Esse comportamento revela uma dinâmica perigosa para a saúde democrática: a conivência tácita ou explícita de elites políticas com atos autoritários. Conforme teorizado pelo cientista político Juan Linz em O Colapso dos Regimes Democráticos (1978), a democracia é especialmente vulnerável quando atores políticos “semileais” justificam ou minimizam ações que violam os limites democráticos. Linz alertava que tais comportamentos corroem as bases institucionais ao normalizarem atos de violência política e conspirações golpistas.

O caso brasileiro encontra ecos em outros contextos históricos. Nos Estados Unidos, a invasão do Capitólio em 2021 foi possibilitada pela retórica antidemocrática de Donald Trump e pela hesitação de figuras do Partido Republicano em condená-lo enfaticamente. Em Como as Democracias Morrem (2018), Steven Levitsky e Daniel Ziblatt destacam que a sobrevivência de regimes democráticos depende da disposição de elites políticas em priorizar princípios democráticos sobre interesses de curto prazo.

A conivência silenciosa e suas razões

A hesitação da direita e centro-direita em confrontar abertamente as evidências levantadas pela PF revela um dilema político: distanciar-se de Bolsonaro significa alienar sua base eleitoral. Essa escolha reflete um cálculo político mais voltado à manutenção do poder do que à proteção da democracia. Esse fenômeno não é novo. Durante o governo Bolsonaro, setores do empresariado e da política tradicional frequentemente aplaudiram discursos e atos autoritários. Em junho de 2022, empresários ovacionaram o então presidente ao ouvir sua disposição de desobedecer ordens do Supremo Tribunal Federal.

O silêncio diante de ameaças autoritárias também tem raízes na histórica dificuldade brasileira de enfrentar seu legado autoritário. Como argumenta a historiadora Heloisa Starling, “a democracia no Brasil foi construída sobre os escombros de um regime que nunca foi totalmente repudiado”. Esse contexto facilita a reprodução de práticas que flertam com o autoritarismo.

A resiliência das instituições e suas limitações

Embora o golpe não tenha avançado, as razões apontadas pela PF — a recusa do Alto Comando das Forças Armadas em aderir ao plano — não devem ser celebradas como vitória definitiva da democracia.

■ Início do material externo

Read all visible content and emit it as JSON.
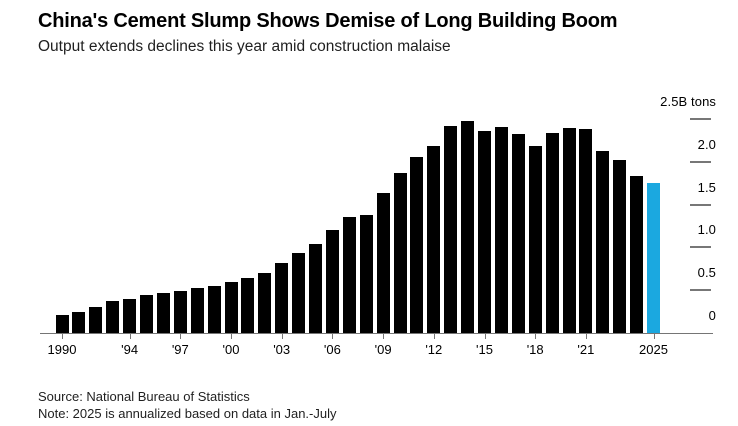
{
  "header": {
    "title": "China's Cement Slump Shows Demise of Long Building Boom",
    "subtitle": "Output extends declines this year amid construction malaise"
  },
  "footer": {
    "source": "Source: National Bureau of Statistics",
    "note": "Note: 2025 is annualized based on data in Jan.-July"
  },
  "colors": {
    "bar": "#000000",
    "highlight_bar": "#1ba8e0",
    "axis_line": "#757575",
    "tick_dash": "#777777",
    "label_text": "#000000"
  },
  "chart_data": {
    "type": "bar",
    "title": "China's Cement Slump Shows Demise of Long Building Boom",
    "subtitle": "Output extends declines this year amid construction malaise",
    "unit": "billion tons",
    "x": [
      1990,
      1991,
      1992,
      1993,
      1994,
      1995,
      1996,
      1997,
      1998,
      1999,
      2000,
      2001,
      2002,
      2003,
      2004,
      2005,
      2006,
      2007,
      2008,
      2009,
      2010,
      2011,
      2012,
      2013,
      2014,
      2015,
      2016,
      2017,
      2018,
      2019,
      2020,
      2021,
      2022,
      2023,
      2024,
      2025
    ],
    "values": [
      0.21,
      0.25,
      0.3,
      0.37,
      0.4,
      0.44,
      0.47,
      0.49,
      0.52,
      0.55,
      0.59,
      0.64,
      0.7,
      0.82,
      0.94,
      1.04,
      1.2,
      1.35,
      1.38,
      1.63,
      1.87,
      2.06,
      2.18,
      2.42,
      2.48,
      2.36,
      2.41,
      2.33,
      2.18,
      2.34,
      2.4,
      2.38,
      2.13,
      2.02,
      1.83,
      1.75
    ],
    "highlight_x": 2025,
    "highlight_note": "2025 bar shown in blue (annualized)",
    "ylim": [
      0,
      2.5
    ],
    "y_ticks": [
      0,
      0.5,
      1.0,
      1.5,
      2.0,
      2.5
    ],
    "y_tick_labels": [
      "0",
      "0.5",
      "1.0",
      "1.5",
      "2.0",
      "2.5B tons"
    ],
    "x_tick_years": [
      1990,
      1994,
      1997,
      2000,
      2003,
      2006,
      2009,
      2012,
      2015,
      2018,
      2021,
      2025
    ],
    "x_tick_labels": [
      "1990",
      "'94",
      "'97",
      "'00",
      "'03",
      "'06",
      "'09",
      "'12",
      "'15",
      "'18",
      "'21",
      "2025"
    ],
    "grid": false,
    "legend_position": "none",
    "y_axis_side": "right"
  }
}
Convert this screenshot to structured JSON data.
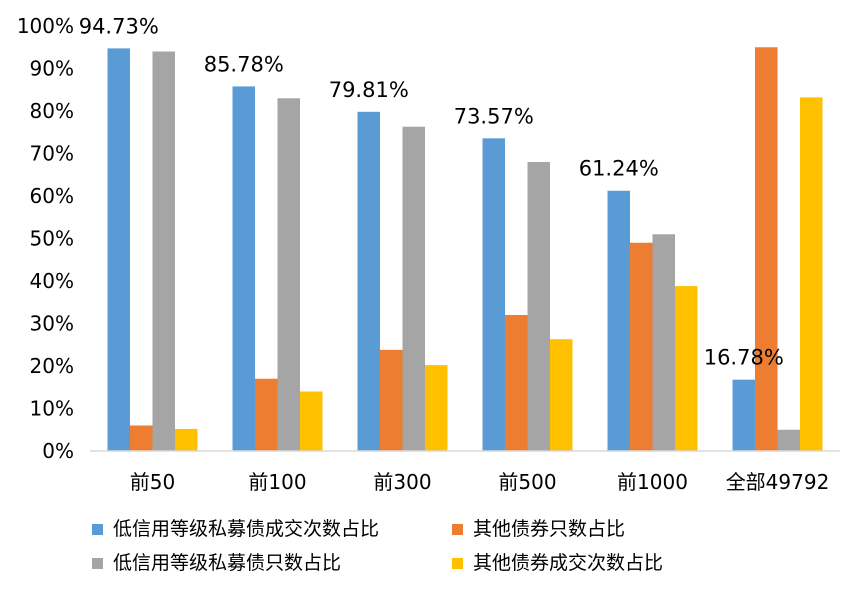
{
  "chart_data": {
    "type": "bar",
    "categories": [
      "前50",
      "前100",
      "前300",
      "前500",
      "前1000",
      "全部49792"
    ],
    "ylim": [
      0,
      100
    ],
    "yticks": [
      "0%",
      "10%",
      "20%",
      "30%",
      "40%",
      "50%",
      "60%",
      "70%",
      "80%",
      "90%",
      "100%"
    ],
    "grid": false,
    "legend_position": "bottom",
    "series": [
      {
        "name": "低信用等级私募债成交次数占比",
        "color": "#5B9BD5",
        "values": [
          94.73,
          85.78,
          79.81,
          73.57,
          61.24,
          16.78
        ],
        "labels": [
          "94.73%",
          "85.78%",
          "79.81%",
          "73.57%",
          "61.24%",
          "16.78%"
        ]
      },
      {
        "name": "其他债券只数占比",
        "color": "#ED7D31",
        "values": [
          6,
          17,
          23.8,
          32,
          49,
          95
        ]
      },
      {
        "name": "低信用等级私募债只数占比",
        "color": "#A5A5A5",
        "values": [
          94,
          83,
          76.3,
          68,
          51,
          5
        ]
      },
      {
        "name": "其他债券成交次数占比",
        "color": "#FFC000",
        "values": [
          5.2,
          14,
          20.2,
          26.3,
          38.8,
          83.2
        ]
      }
    ]
  },
  "legend": {
    "items": [
      {
        "label": "低信用等级私募债成交次数占比",
        "color": "#5B9BD5"
      },
      {
        "label": "其他债券只数占比",
        "color": "#ED7D31"
      },
      {
        "label": "低信用等级私募债只数占比",
        "color": "#A5A5A5"
      },
      {
        "label": "其他债券成交次数占比",
        "color": "#FFC000"
      }
    ]
  }
}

A recusa, segundo especialistas, pode ter mais a ver com o cálculo pragmático do isolamento internacional e da falta de apoio popular do que com um compromisso genuíno com os princípios democráticos.

A cientista política Nancy Bermeo, em Pessoas Comuns em Tempos Extraordinários (2003), introduziu o conceito de “capacidade de distanciamento”, apontando que o papel das elites políticas em se dissociar de atos autoritários é crucial para a proteção da democracia. A falta dessa capacidade na direita brasileira lança uma sombra sobre o futuro da estabilidade institucional do país.

O custo do silêncio

O silêncio da direita tem implicações graves para a consolidação democrática. Primeiro, enfraquece a confiança pública nas instituições ao sugerir que conspirações golpistas e planos de assassinato podem ser tratados como “pequenas coisas”, como afirmou o governador de Goiás, Ronaldo Caiado. Segundo, legitima a narrativa bolsonarista, que busca descredibilizar investigações e perpetuar a polarização política.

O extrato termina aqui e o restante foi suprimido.